As Peter inquired, I would suggest investigating whether completely
removing the finalization
can have the desired effect. A server connection terminating
unexpectedly would I think
cause any server side transaction to cleanup as appropriate for the
connection; and that's server side behavior.
Note also a difference between the finalize case and Cleaner. In the
finalize case, there may be
an entire graph of unreachable instances that are finalized together.

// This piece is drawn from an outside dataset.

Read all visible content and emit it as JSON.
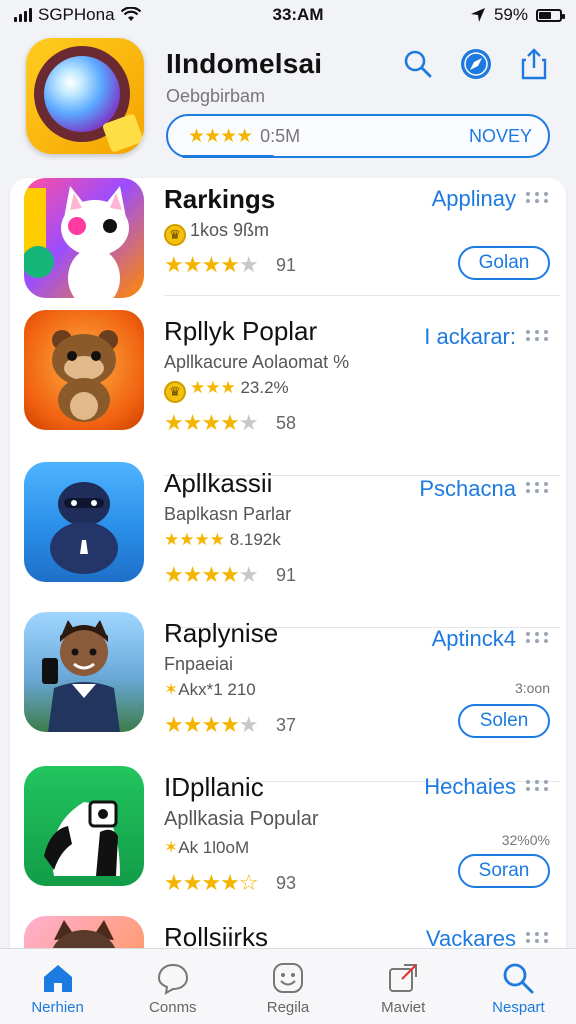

The subgraph is unreachable from
live roots but still has references between the disconnected graph
objects. By contrast, the Cleaner
is based on an object being unreachable and the object doing the
cleaning is still reachable
(perhaps only via the Cleaner mechanism). So the cleanup proceeds in
layers with unreachable
instances being reclaimed first and the cleanup instances being
reclaimed, after they are invoked,
in a subsequent cycle.
Regards, Roger
Thanks,
-Rick
On 5/3/17 9:04 AM, Roger Riggs wrote:
Hi Rick,
The general nature of changes to use the Cleaner involve factoring
out the cleanup
code from the object being cleaned, though in many cases it does not
require restructuring.
For example, if an object holds a reference to a network socket that
needs to be closed
when the object is collected the socket.close() can called by the
cleaner:
Cleaner cleaner = ...;
final Socket socket = ...;
Object obj = ...;
cleaner.register(obj, () -> {
try {
socket.close();
} catch (IOException ioe) { // ignore}
});
Creating a cleaner starts a thread that does the work so you'll want
to decide
how to share it across the uses or to use than one.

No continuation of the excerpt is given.